Blair Center scholars Todd Shields, Angie Maxwell, Pearl Ford Dowe and Rafael Jimeno presented findings from the poll Wednesday, Feb. 6, at a Clinton School panel discussion titled "The Year of the Woman." The topics covered during the panel discussion are included in a report titled "Is There a War on Women? Attitudes about Women in the Workplace and in Politics." (Hyperlink report here)

"This report is just one of several that will be released over the course of the next year," said Shields, director of the Blair Center and dean of the Graduate School and International Education at the University of Arkansas. "The poll covered numerous topics including immigration, racial attitudes, regional trends and community philanthropy, and we are looking forward to studying the results in further detail."

While the Blair Center-Clinton School Poll is national in scope, it uniquely includes representative samples of African Americans and Latinos in the South as compared to the rest of the country, groups that are often omitted in most national surveys.

"We see a more complete picture when the results are analyzed by race," said Jimeno, the Diane D. Blair endowed professor in Latino studies. "Among Caucasian respondents 76 percent believed they would see a female elected president, while 80 percent of Latino respondents and 83 percent of African American respondents reported the same belief."

Poll questions released Wednesday also covered the 2012 presidential election results, attitudes toward women in the workplace and hypothetical 2016 presidential election match-ups involving the possible candidacy of former Secretary of State Hillary Clinton.

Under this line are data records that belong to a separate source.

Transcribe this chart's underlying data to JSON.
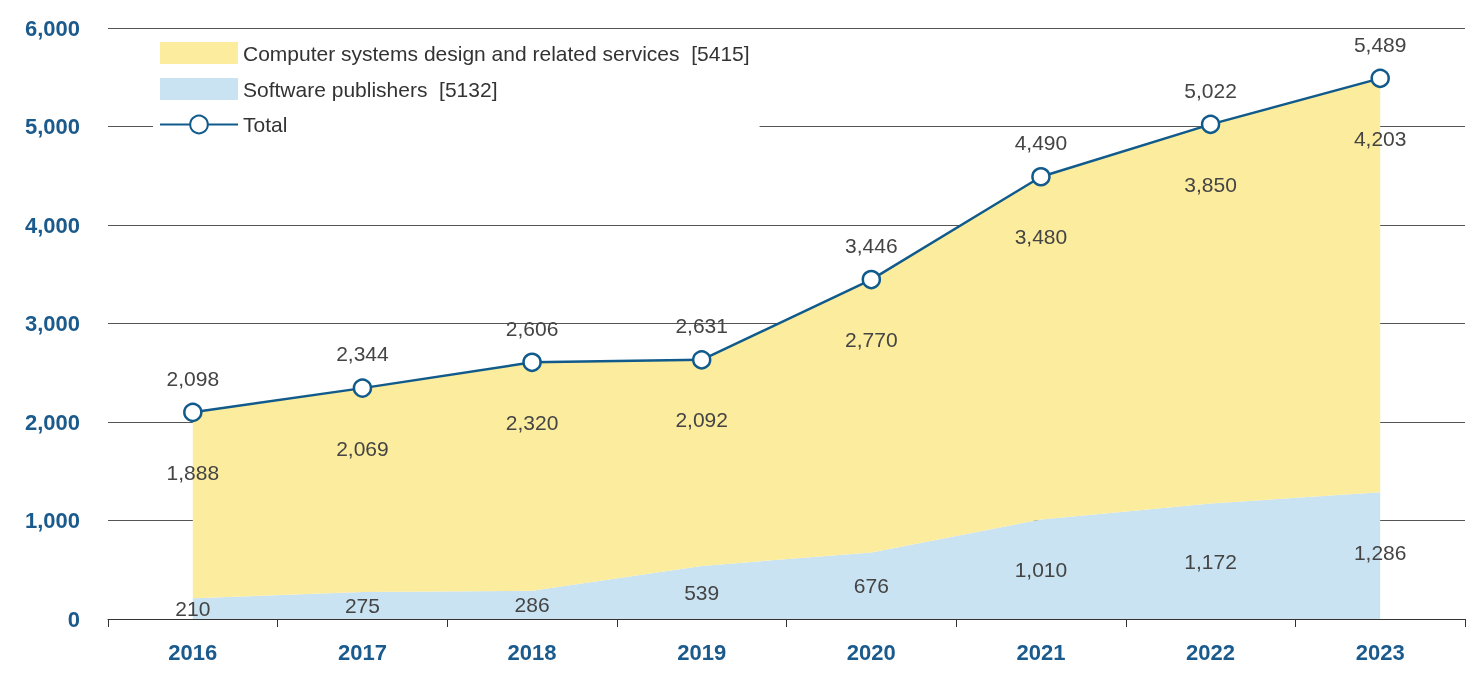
{
  "chart_data": {
    "type": "area",
    "stacked": true,
    "categories": [
      "2016",
      "2017",
      "2018",
      "2019",
      "2020",
      "2021",
      "2022",
      "2023"
    ],
    "series": [
      {
        "name": "Software publishers  [5132]",
        "color": "#c9e3f2",
        "values": [
          210,
          275,
          286,
          539,
          676,
          1010,
          1172,
          1286
        ],
        "value_labels": [
          "210",
          "275",
          "286",
          "539",
          "676",
          "1,010",
          "1,172",
          "1,286"
        ]
      },
      {
        "name": "Computer systems design and related services  [5415]",
        "color": "#fcec9e",
        "values": [
          1888,
          2069,
          2320,
          2092,
          2770,
          3480,
          3850,
          4203
        ],
        "value_labels": [
          "1,888",
          "2,069",
          "2,320",
          "2,092",
          "2,770",
          "3,480",
          "3,850",
          "4,203"
        ]
      },
      {
        "name": "Total",
        "type": "line",
        "color": "#105a8c",
        "marker": "circle",
        "values": [
          2098,
          2344,
          2606,
          2631,
          3446,
          4490,
          5022,
          5489
        ],
        "value_labels": [
          "2,098",
          "2,344",
          "2,606",
          "2,631",
          "3,446",
          "4,490",
          "5,022",
          "5,489"
        ]
      }
    ],
    "ylim": [
      0,
      6000
    ],
    "yticks": [
      {
        "value": 0,
        "label": "0"
      },
      {
        "value": 1000,
        "label": "1,000"
      },
      {
        "value": 2000,
        "label": "2,000"
      },
      {
        "value": 3000,
        "label": "3,000"
      },
      {
        "value": 4000,
        "label": "4,000"
      },
      {
        "value": 5000,
        "label": "5,000"
      },
      {
        "value": 6000,
        "label": "6,000"
      }
    ],
    "grid": "y",
    "legend": "top left"
  }
}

The poll results showed Clinton with leads over former Florida Gov. Jeb Bush (61 percent to 32 percent), Florida Sen. Marco Rubio (61 percent to 30 percent) and New Jersey Gov. Chris Christie (58 percent to 34 percent).

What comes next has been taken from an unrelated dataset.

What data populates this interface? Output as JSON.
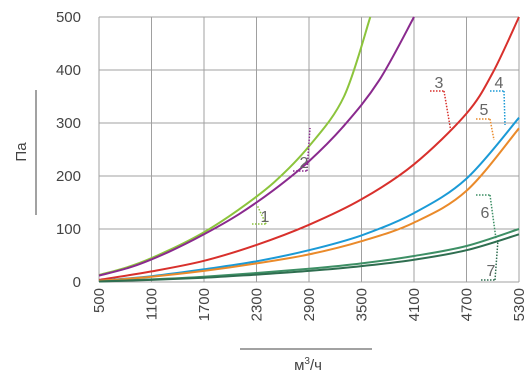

"We have known about the gender gap for many election cycles even though it is substantially smaller in the South," said Maxwell, the Diane D. Blair endowed professor in Southern studies. "The poll found that 60 percent of non-southern women and 45 percent of non- southern men reported voting for President Barack Obama. This gender gap was nearly non-existent in the South where 49.6 percent of women and 48.3 percent of men reported voting for Obama. But what is most interesting about the 2016 pairings is that the gap increases significantly among white southerners when Secretary Clinton is paired with the leading potential Republican candidates."

The poll also asked questions from the Modern Sexism Scale, which measures attitudes towards the changes in traditional gender roles that have occurred during the past several decades. The results of these questions showed that 24.3 percent of men have "extremely negative" attitudes toward having women in the work place.

When broken down regionally, the results showed attitudes toward women in the workplace were slightly better in the non-south than in the South. Southern men (25.5 percent) and women (16.9 percent) showed more negative attitudes toward having women in the workplace than non-southern men (23.8 percent) and women (12.5 percent).

The Blair Center-Clinton School Poll, completed in mid-December, surveyed more than 3,600 people regarding issues related to politics, giving, regional identification, religion, racial discrimination, ideology and partisanship. The poll has a margin of error of 2.5 percentage points. This is the Blair Center's second election year to administer the national poll and the first time it was conducted in partnership with the Clinton School.

The poll was administered by GfK, formerly Knowledge Networks, the leader in web-based survey research. GfK's proprietary database features a representative sample of Americans, including representation of the roughly 30 percent of U.S. households that do not have Internet access. In addition, the database covers the growing number of cell phone-only households, recently estimated at 23 percent of all households, through address-based sampling. The survey was conducted in both English and Spanish.